The other thing that happened was efficiency of energy use went up and economic growth decoupled from energy consumption. The plans for hundreds or thousands of nuclear plants to supply ever-growing electricity demand were shelved.

Going forward, efficiency, gas, and renewables are going to be the energy sources (if you count efficiency as a source, which it is on margin.) For gas, there's an exciting new technology called the Allam Cycle that promises to increase gas's lead over other thermal cycles. It reduces capital cost, increases thermal efficiency, and (most importantly) delivers the CO2 from combustion in pure form at pipeline pressure for disposal without parasitic energy costs other CO2 sequestration schemes impose.

Date: 2016-03-27 01:44 pm (UTC)
From: [identity profile] graydon saunders (from livejournal.com)
There are no known effective sequestration mechanisms for CO2. (Not at the necessary time scales.)

All natural gas extraction and transport mechanisms are disastrously leaky, even if the gas to be burnt were to be hurled into a dead universe somewhere.

That cycle hasn't been demonstrated even at the subscale demonstrator scale, and there's a couple of obvious really difficult things involved even by the chirpy cheerful PR description you link to, notably the combination of "high-temperature heat exchanger" and "pressurized oxygen", on the one hand, and what to do with the "pipeline ready" CO2 exhaust, on the other.

We really do desperately need to stop lighting things on fire as a means of getting energy. I would even argue that carbon pricing that doesn't make nuclear competitive is definitionally too low.

Date: 2016-03-28 10:38 pm (UTC)
From: [identity profile] mindstalk.livejournal.com
"carbon pricing that doesn't make nuclear competitive is definitionally too low."

Heh.

Date: 2016-03-29 03:22 pm (UTC)
From: [identity profile] neowolf2.livejournal.com
Eh, it's not obvious to me that that is the case. It could be that nuclear is sufficiently expensive that other low-CO2 alternatives would come into play before the carbon tax rises to a level that would allow nuclear to be viable on a large scale.

Date: 2016-03-29 03:14 pm (UTC)
From: [identity profile] neowolf2.livejournal.com
I don't think you gave the best counterargument there. Here's a better one (from the perspective of limiting CO2 emission):

If large amounts of relatively pure, compressed CO2 become available, the first and cheapest way to dispose of it will be using it for enhanced oil recovery. Tertiary treatment with CO2 of old oil fields (that have produced maybe 25% of the oil in place) can liberate another 10-15% of their oil content. So, this increases the total amount of oil that can ultimately be produced by ~50%.
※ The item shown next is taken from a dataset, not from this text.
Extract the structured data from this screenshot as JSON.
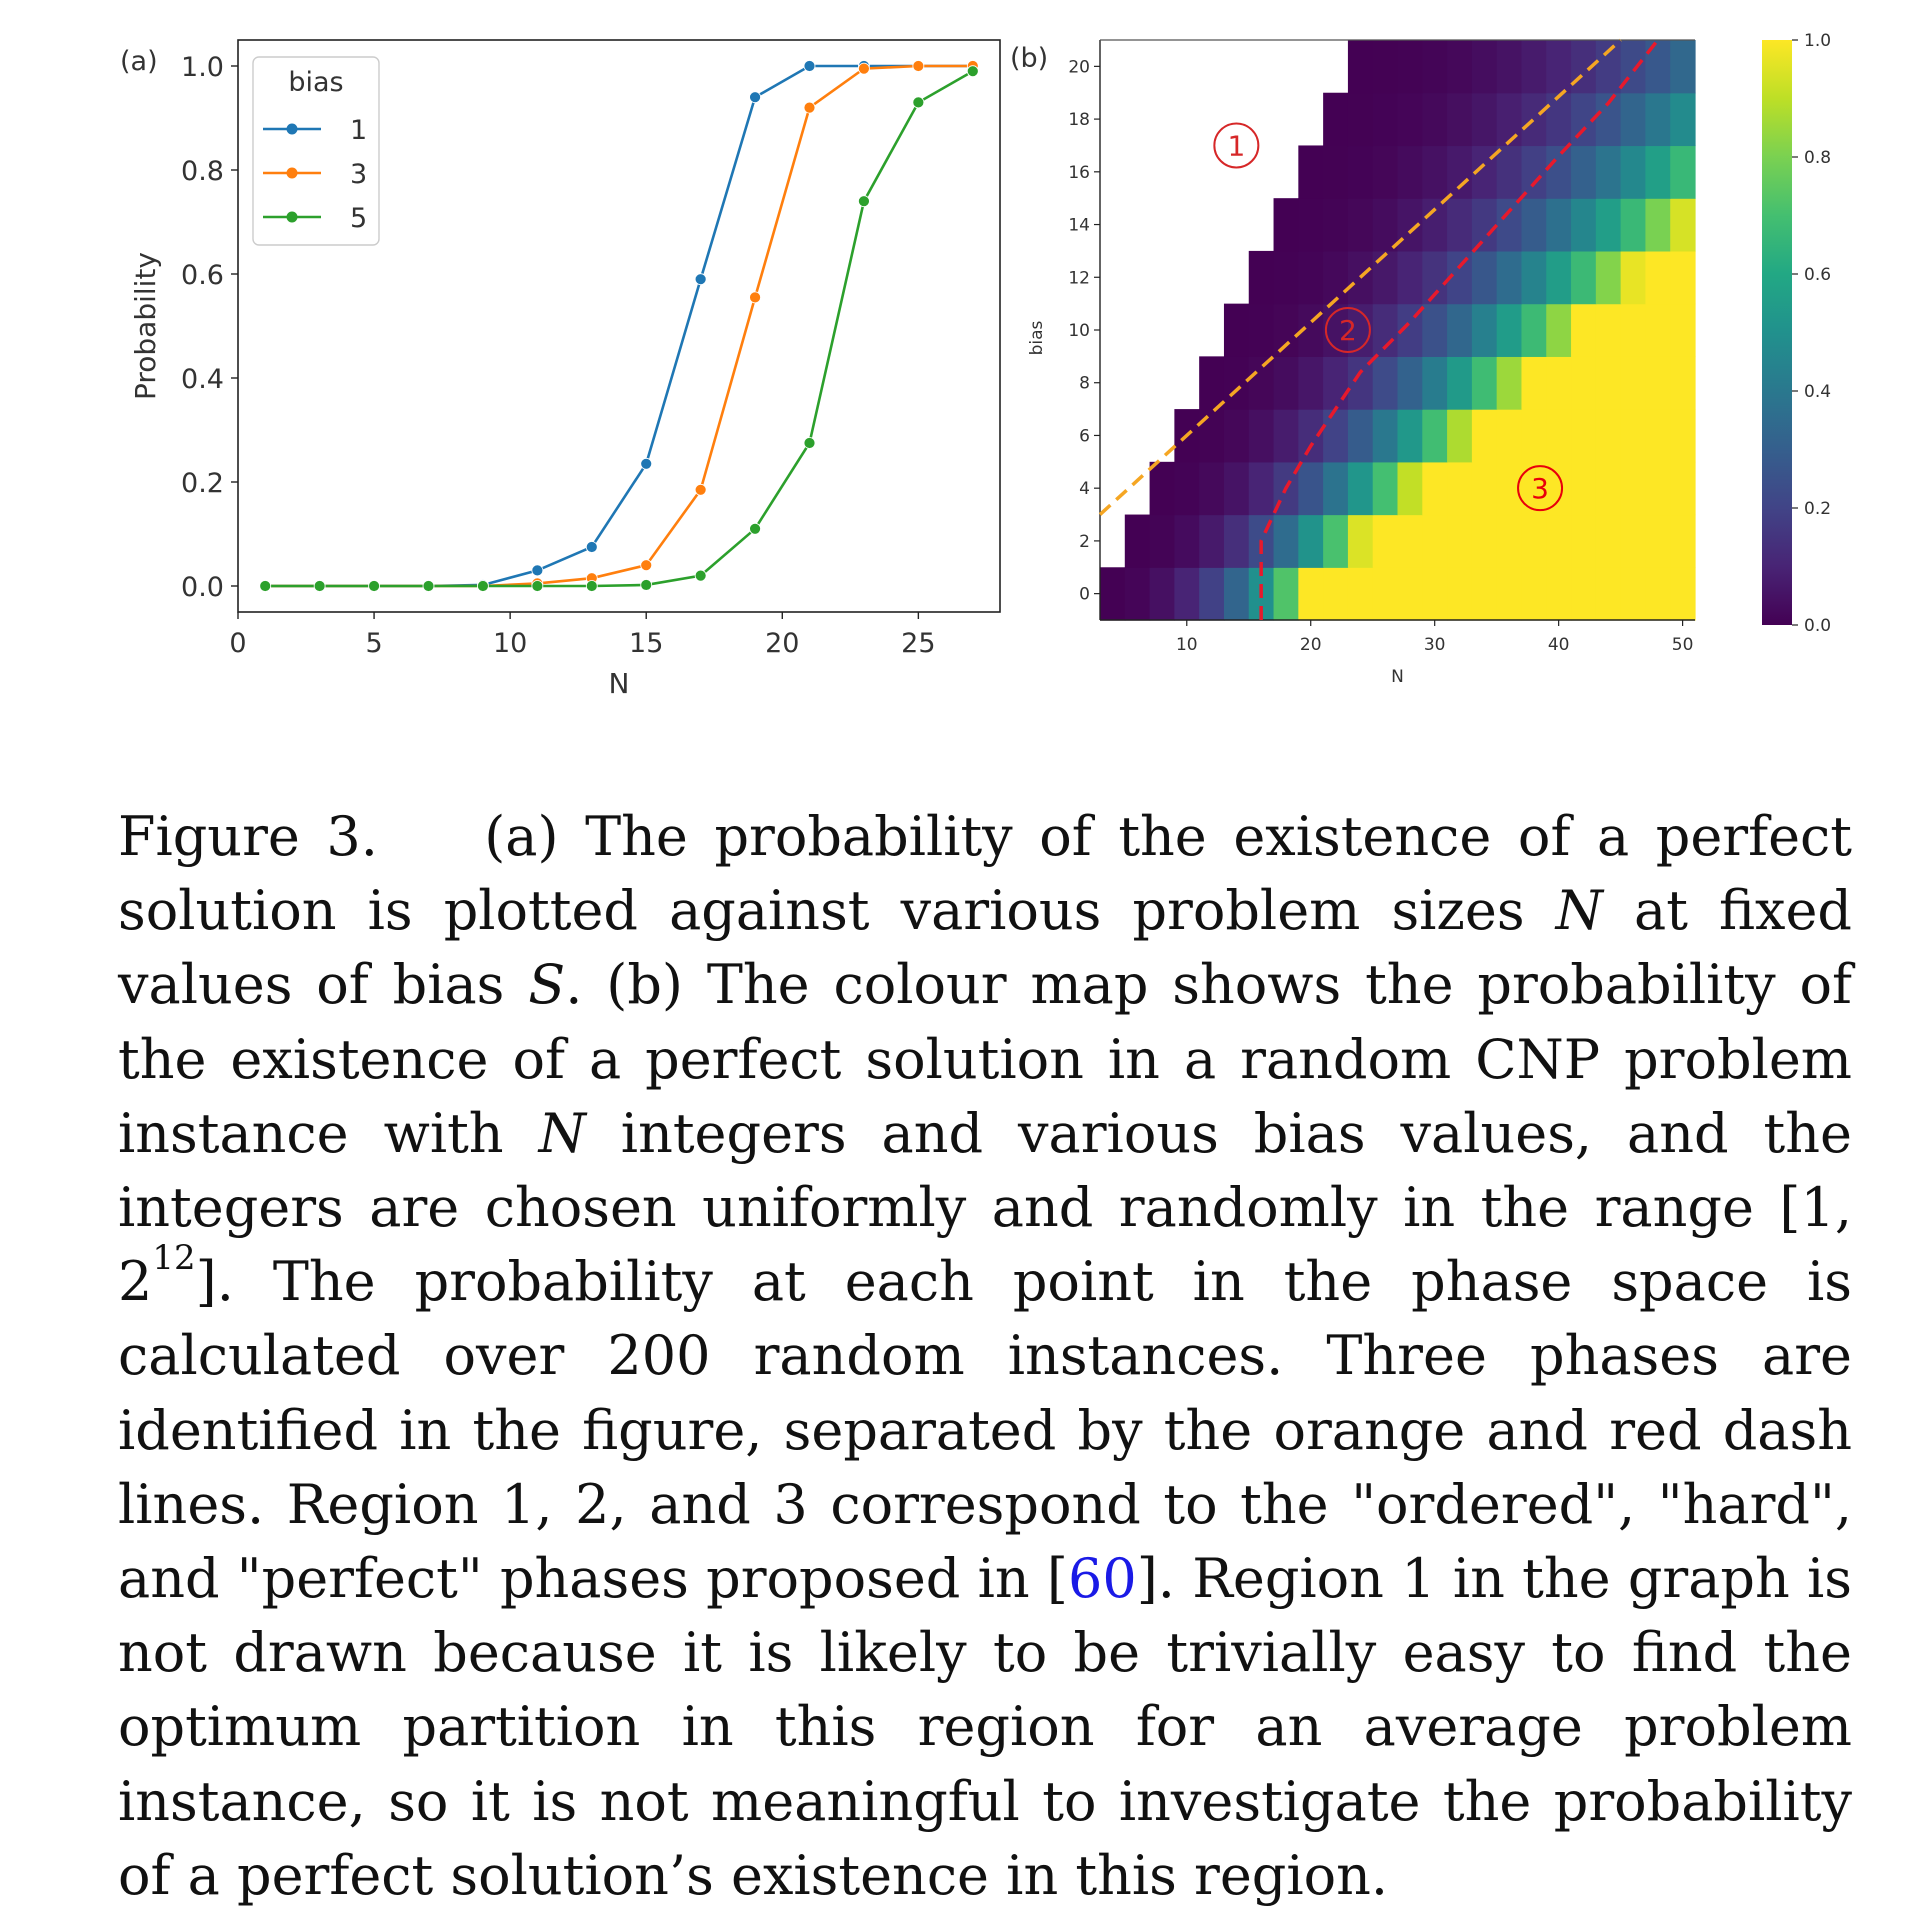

EOR won't soak up all the available CO2, but that just means that many (perhaps most) oil fields will have enough CO2 available to be so treated.

The best scenario for CO2 sequestration is probably if the CO2 comes from biomass. This would be CO2 negative. Grow biomass, convert it to gas (for example, by anaerobic digestion turning it to a mix of methane and CO2), then sequester the CO2. This biogas could be burned directly in an Allam Cycle turbine if its nitrogen content is not too large. If the CO2 from this is put in the deep ocean this is just accelerating the process by which the oceans will come into equilibrium with atmospheric CO2 (and the deep ocean into equilibrium with surface waters.) Cost of ocean disposal of CO2 depends on circumstances but could be around $10/ton, IIRC.

Edited Date: 2016-03-29 07:59 pm (UTC)

Date: 2016-03-28 10:38 pm (UTC)
From: [identity profile] mindstalk.livejournal.com
"Nuclear cannot compete with cheap gas."

Cheap gas that's subsidized by unlimited pollution rights, that is.